The medical oncologist is a sarcoma specialist.  She said there is a distinct east coast vs. west coast style for many sarcomas,  including liposarcoma (Rappers and sarcoma docs, going after each other, I guess).  On the east coast, people do surgery for almost every recurrence. Until they can't.  And then, they do chemo or radiation.  The medical oncologist said that works for some cases, but it usually just buys time.  The west coast style is much more interventional early.  She described it as higher risk with potentially higher reward.  She suggested chemo, then surgery at Sloan Kettering, and then radiation.  She said it might still be curable, although the odds aren't great.  But, the interventions might at least buy a few years without disease.

So, I agreed to go with her plan.  Yesterday, I had a PET scan (no additional sign of disease), an echocardiogram (one of the chemo agents is fairly heart toxic), and I had a chest port installed.

Today I started inpatient chemo and I'll be in the hospital for Thanksgiving.

But, I already have a lot to give thanks for.  I'm not ready to give up on this life yet, but I've lived the hell out of it so far.

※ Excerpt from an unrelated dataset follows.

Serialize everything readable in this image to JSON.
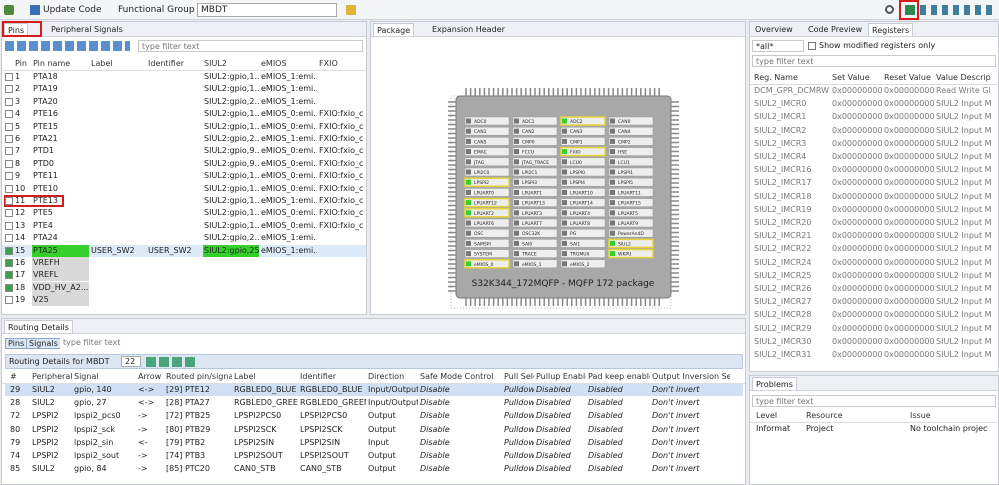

I have two great kids, a wife of 29+ years that still makes me feel lucky every day I'm with her, and a job I like.  And, I've got a lot of great friends - near and far.

So, I may be in the hospital on Thanksgiving, and I have a serious cancer, but I'm still giving thanks for all the great things that make up the rest of my life.  Including the fact that I'm well insured and I have access to outstanding medical care.

Right now, I think the one chemo agent, doxorubicin, is telling me that it's time to get some sleep.

1 comment:

Harriet said...

Thanks for the update. You and your family are in my thoughts.